Once trained using one of the [Training APIs](apis), model predictions are
generated using one of the several available **Serving APIs** listed below or
available in the **DEPLOY A MODEL* section in the left column.

-   [C++ API](cpp_serving): The C++ API is the fastest solution to run models.
    In the case of large datasets, or for online serving, it is up to the user
    to distribute the computation.

-   [CLI API](cli_commands): The `predict` command of the CLI API is the
    simplest solution to generate offline predictions in-process on a small
    dataset. The CLI API directly uses the C++ API underneath, and therefore has
    the same speed.

-   [TensorFlow Serving](tf_serving): TF Serving is a TensorFlow product to run
    TensorFlow models online in large distributed production settings.
    TensorFlow can add a significant amount of overhead over the computation of
    the model. For small models, this overhead can be of multiple orders of
    magnitude i.e., running the model in TF Serving is >100x slower than running
    the same model with the C++ API.

-   [JavaScript API](js_serving): The JavaScript API makes it possible to run
    YDF models on webpages using WebAssembly.

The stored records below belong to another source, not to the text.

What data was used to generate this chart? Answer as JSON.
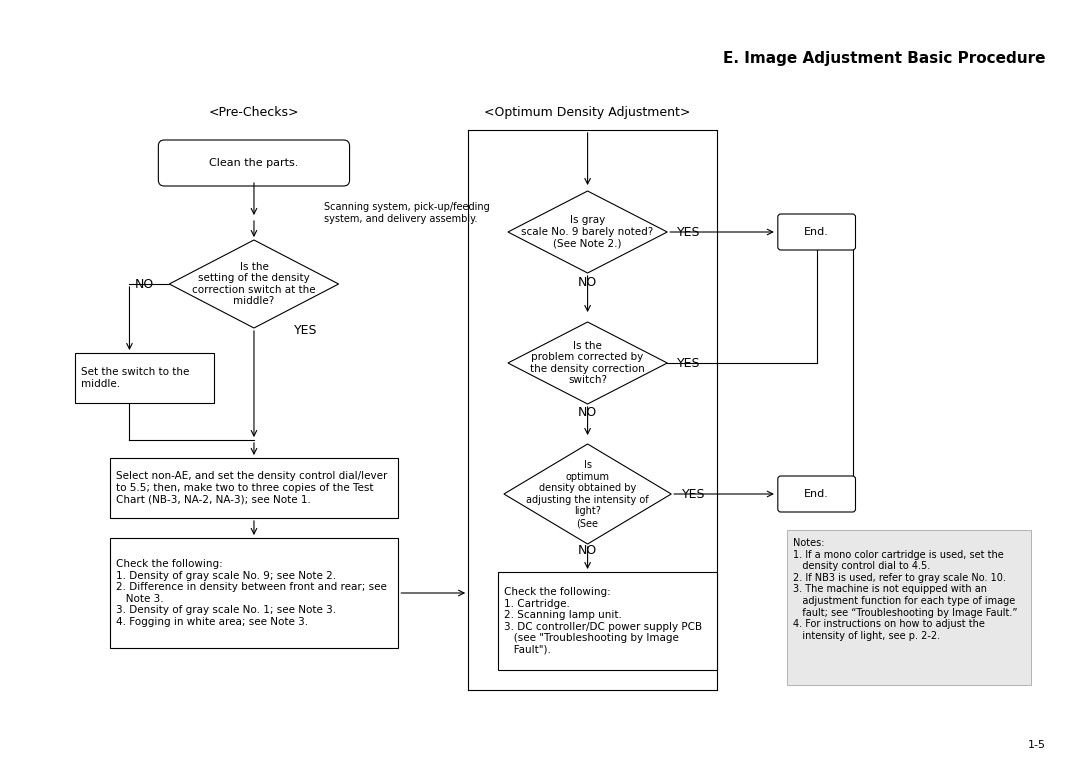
{
  "title": "E. Image Adjustment Basic Procedure",
  "page_num": "1-5",
  "bg_color": "#ffffff",
  "pre_checks_label": "<Pre-Checks>",
  "optimum_label": "<Optimum Density Adjustment>",
  "notes_text": "Notes:\n1. If a mono color cartridge is used, set the\n   density control dial to 4.5.\n2. If NB3 is used, refer to gray scale No. 10.\n3. The machine is not equipped with an\n   adjustment function for each type of image\n   fault; see “Troubleshooting by Image Fault.”\n4. For instructions on how to adjust the\n   intensity of light, see p. 2-2.",
  "clean_text": "Clean the parts.",
  "scanning_note": "Scanning system, pick-up/feeding\nsystem, and delivery assembly.",
  "density_diamond_text": "Is the\nsetting of the density\ncorrection switch at the\nmiddle?",
  "set_switch_text": "Set the switch to the\nmiddle.",
  "select_nonae_text": "Select non-AE, and set the density control dial/lever\nto 5.5; then, make two to three copies of the Test\nChart (NB-3, NA-2, NA-3); see Note 1.",
  "check1_text": "Check the following:\n1. Density of gray scale No. 9; see Note 2.\n2. Difference in density between front and rear; see\n   Note 3.\n3. Density of gray scale No. 1; see Note 3.\n4. Fogging in white area; see Note 3.",
  "is_gray_text": "Is gray\nscale No. 9 barely noted?\n(See Note 2.)",
  "is_problem_text": "Is the\nproblem corrected by\nthe density correction\nswitch?",
  "is_optimum_text": "Is\noptimum\ndensity obtained by\nadjusting the intensity of\nlight?\n(See",
  "check2_text": "Check the following:\n1. Cartridge.\n2. Scanning lamp unit.\n3. DC controller/DC power supply PCB\n   (see \"Troubleshooting by Image\n   Fault\").",
  "end_text": "End."
}
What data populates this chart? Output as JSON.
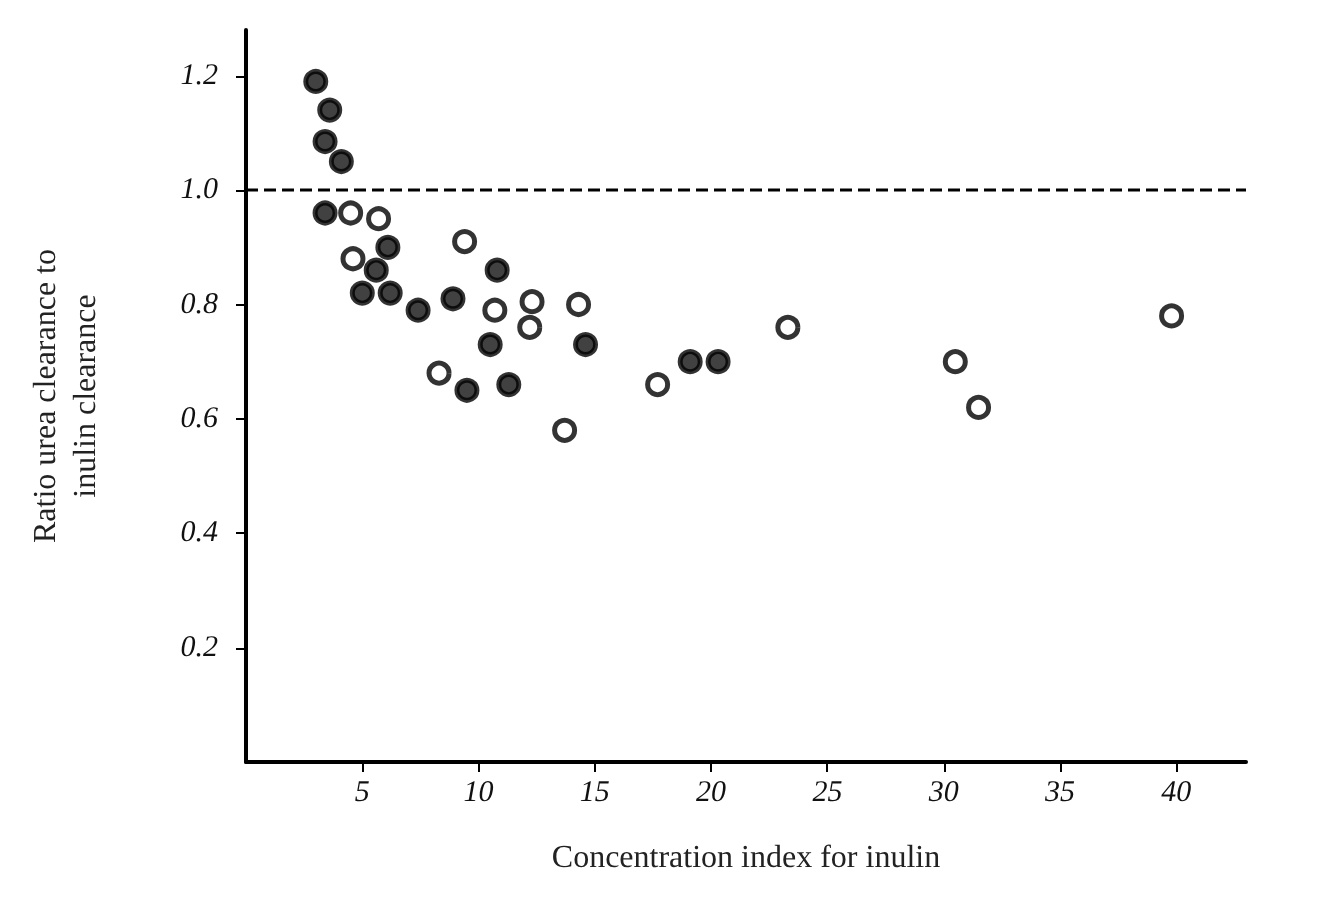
{
  "chart_data": {
    "type": "scatter",
    "xlabel": "Concentration index for inulin",
    "ylabel": "Ratio urea clearance to inulin clearance",
    "xlim": [
      0,
      43
    ],
    "xticks": [
      5,
      10,
      15,
      20,
      25,
      30,
      35,
      40
    ],
    "ylim": [
      0,
      1.28
    ],
    "yticks": [
      0.2,
      0.4,
      0.6,
      0.8,
      {
        "value": 1,
        "label": "1.0"
      },
      1.2
    ],
    "grid": false,
    "marker": "circle",
    "ref_lines": [
      {
        "axis": "y",
        "value": 1,
        "line_style": "dashed",
        "color": "#000000"
      }
    ],
    "series": [
      {
        "color": "#111111",
        "x": [
          3.0,
          3.6,
          3.4,
          4.1,
          3.4,
          6.1,
          5.6,
          5.0,
          6.2,
          7.4,
          8.9,
          10.8,
          10.5,
          9.5,
          11.3,
          14.6,
          19.1,
          20.3
        ],
        "values": [
          1.19,
          1.14,
          1.085,
          1.05,
          0.96,
          0.9,
          0.86,
          0.82,
          0.82,
          0.79,
          0.81,
          0.86,
          0.73,
          0.65,
          0.66,
          0.73,
          0.7,
          0.7
        ]
      },
      {
        "color": "#ffffff",
        "x": [
          4.5,
          5.7,
          4.6,
          9.4,
          10.7,
          12.3,
          12.2,
          14.3,
          8.3,
          13.7,
          17.7,
          23.3,
          30.5,
          31.5,
          39.8
        ],
        "values": [
          0.96,
          0.95,
          0.88,
          0.91,
          0.79,
          0.805,
          0.76,
          0.8,
          0.68,
          0.58,
          0.66,
          0.76,
          0.7,
          0.62,
          0.78
        ]
      }
    ]
  }
}
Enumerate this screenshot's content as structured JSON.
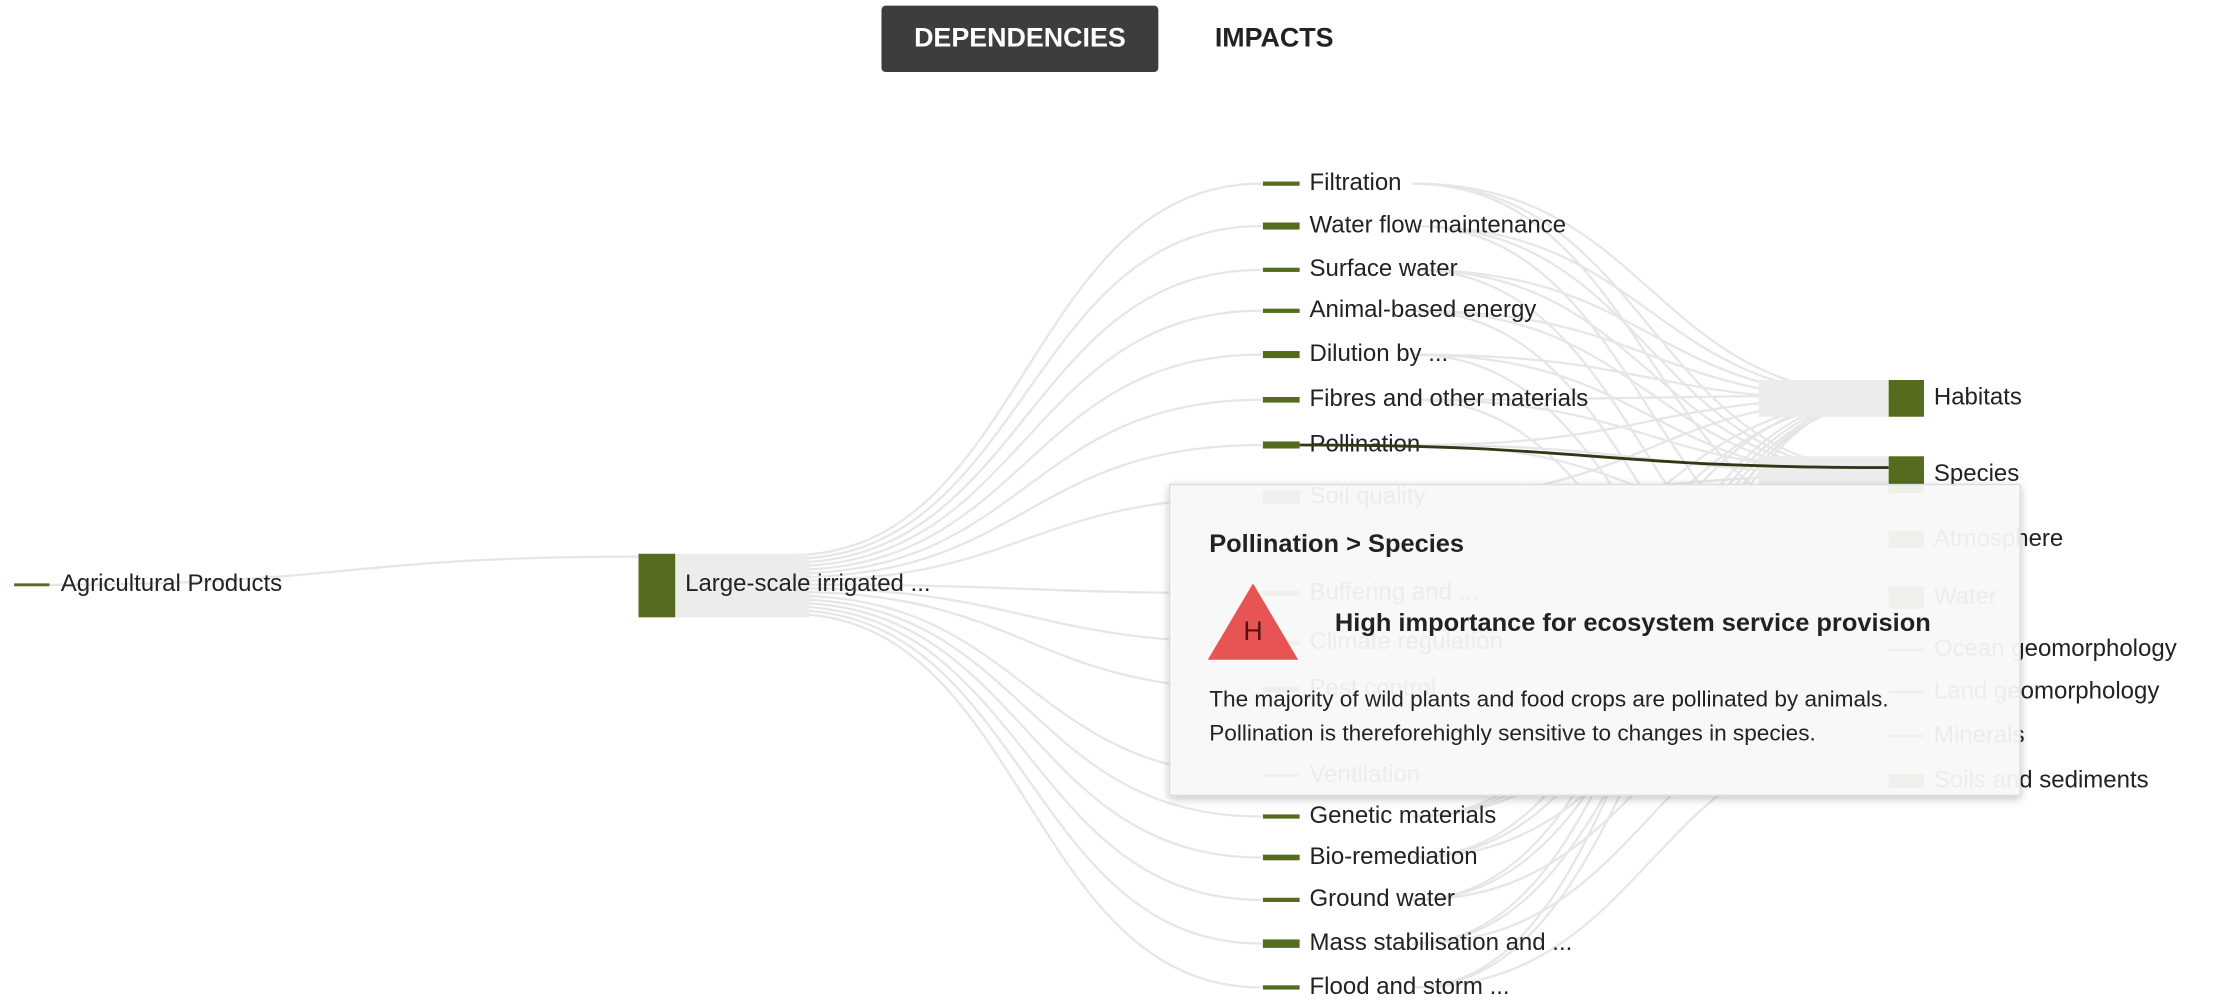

-   [Go API](go_serving): The Go API is a Go native API to run YDF models in Go
    applications. This solution is generally ~2x slower than the C++ API.

-   [TensorFlow Decision Forests Python API](https://www.tensorflow.org/decision_forests/tutorials/predict_colab):
    The `predict` function of the TensorFlow Decision Forests library generates
    predictions in Python. This API follows the Keras API. This API is simple to
    use but significantly slower than other APIs.